Sunday, April 17, 2011

The Wisdom Of Whuber

That's William Huber, whuber for short, dispensed in his answers at the relatively new stats Q&A site, Cross Validated. His answers are the best on there, reputation normalized to the number of answers (with shrinkage). Here he writes about whether the median is a better summary stat than the mean:
Statistics does not provide a good answer to this question, IMO. A mean is ok to use, too, and is relevant in mortality studies for example. But ages are not as easy to measure as you might think: older people, illiterate people, and people in some third-world countries tend to round their ages to a multiple of 5 or 10, for instance. The median is more resistant to such errors than the mean....  Thus, for demographic, not statistical, reasons, a median appears more worthy of the role of an omnibus value for summarizing the ages of relatively large populations of people.
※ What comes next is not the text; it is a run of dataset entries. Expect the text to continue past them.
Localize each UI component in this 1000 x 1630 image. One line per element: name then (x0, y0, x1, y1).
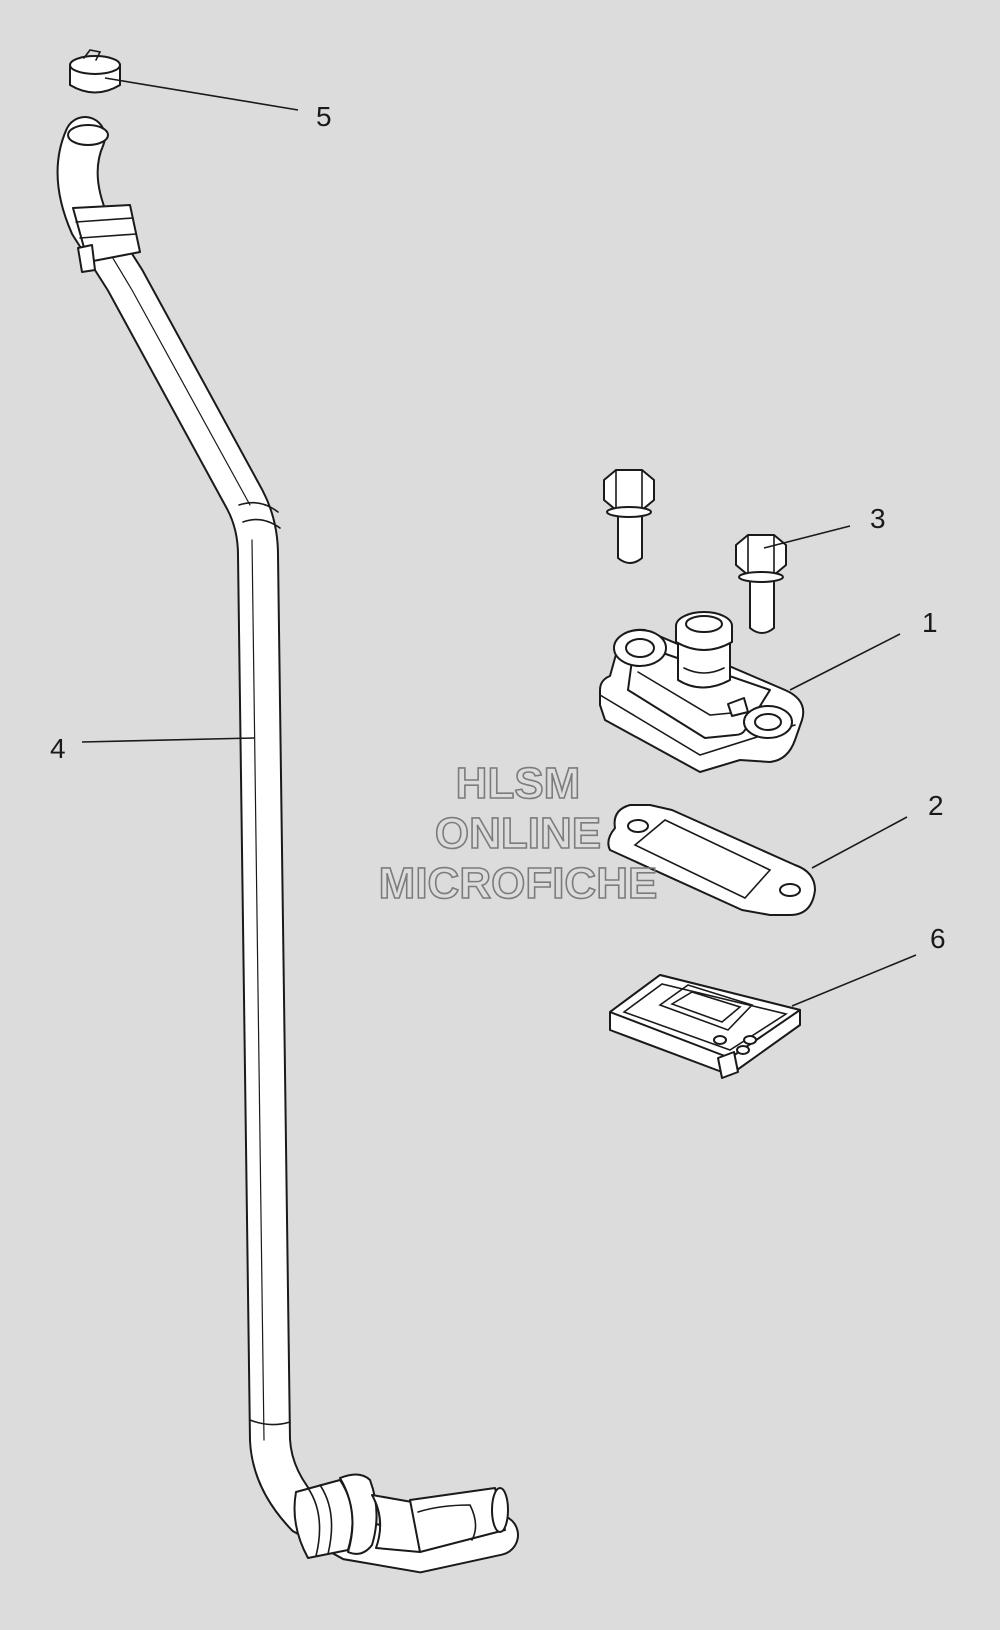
leader-lines (81, 77, 917, 1007)
leader-6 (791, 954, 917, 1007)
leader-3 (763, 525, 851, 549)
part-3-bolt-a[interactable] (603, 469, 655, 564)
part-6-reed-valve[interactable] (609, 974, 801, 1079)
watermark-line-2: ONLINE (435, 809, 601, 858)
callout-6[interactable]: 6 (930, 923, 946, 954)
leader-2 (811, 816, 908, 869)
part-3-bolt-b[interactable] (735, 534, 787, 634)
watermark-line-1: HLSM (456, 759, 581, 808)
callout-2[interactable]: 2 (928, 790, 944, 821)
callout-4[interactable]: 4 (50, 733, 66, 764)
callout-3[interactable]: 3 (870, 503, 886, 534)
leader-1 (789, 633, 901, 691)
leader-5 (104, 77, 299, 111)
part-1-cover-housing[interactable] (599, 611, 805, 773)
callout-5[interactable]: 5 (316, 101, 332, 132)
watermark-line-3: MICROFICHE (379, 859, 658, 908)
leader-4 (81, 737, 255, 743)
callout-1[interactable]: 1 (922, 607, 938, 638)
part-2-gasket[interactable] (607, 804, 816, 916)
watermark: HLSM ONLINE MICROFICHE (378, 758, 658, 909)
callouts: 5 4 3 1 2 6 (50, 101, 946, 954)
part-5-clamp[interactable] (69, 49, 121, 94)
part-4-hose[interactable] (56, 116, 519, 1574)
Here he writes about the biggest questions in statistics, from which I'll reproduce two (emphasis his):
  • Coping with scientific publication bias. Negative results are published much less simply because they just don't attain a magic p-value. All branches of science need to find better ways to bring scientifically important, not just statistically significant, results to light. (The multiple comparisons problem and coping with high-dimensional data are subcategories of this problem.)
  • Probing the limits of statistical methods and their interfaces with machine learning and machine cognition. Inevitable advances in computing technology will make true AI accessible in our lifetimes. How are we going to program artificial brains? What role might statistical thinking and statistical learning have in creating these advances? How can statisticians help in thinking about artificial cognition, artificial learning, in exploring their limitations, and making advances?
And here he writes about whether you should use a normal distribution to assign student grades:
I think that if any of those 800 students were to read this question, they might be offended. How well did they perform? How much learning was accomplished? That is what a grade should reflect, not some arbitrary statistical summary of their position in a group. IMHO this question should be recast in terms of teaching objectives, not statistical procedure, such as "what is a good way to convert raw scores to grades in a way that respects student accomplishments and advances the learning objectives of this class?" Statistics can help, but blind statistics--like standardization--will not.
Although they are often quite quantitative, his answers show how good stats rely on far more than just math.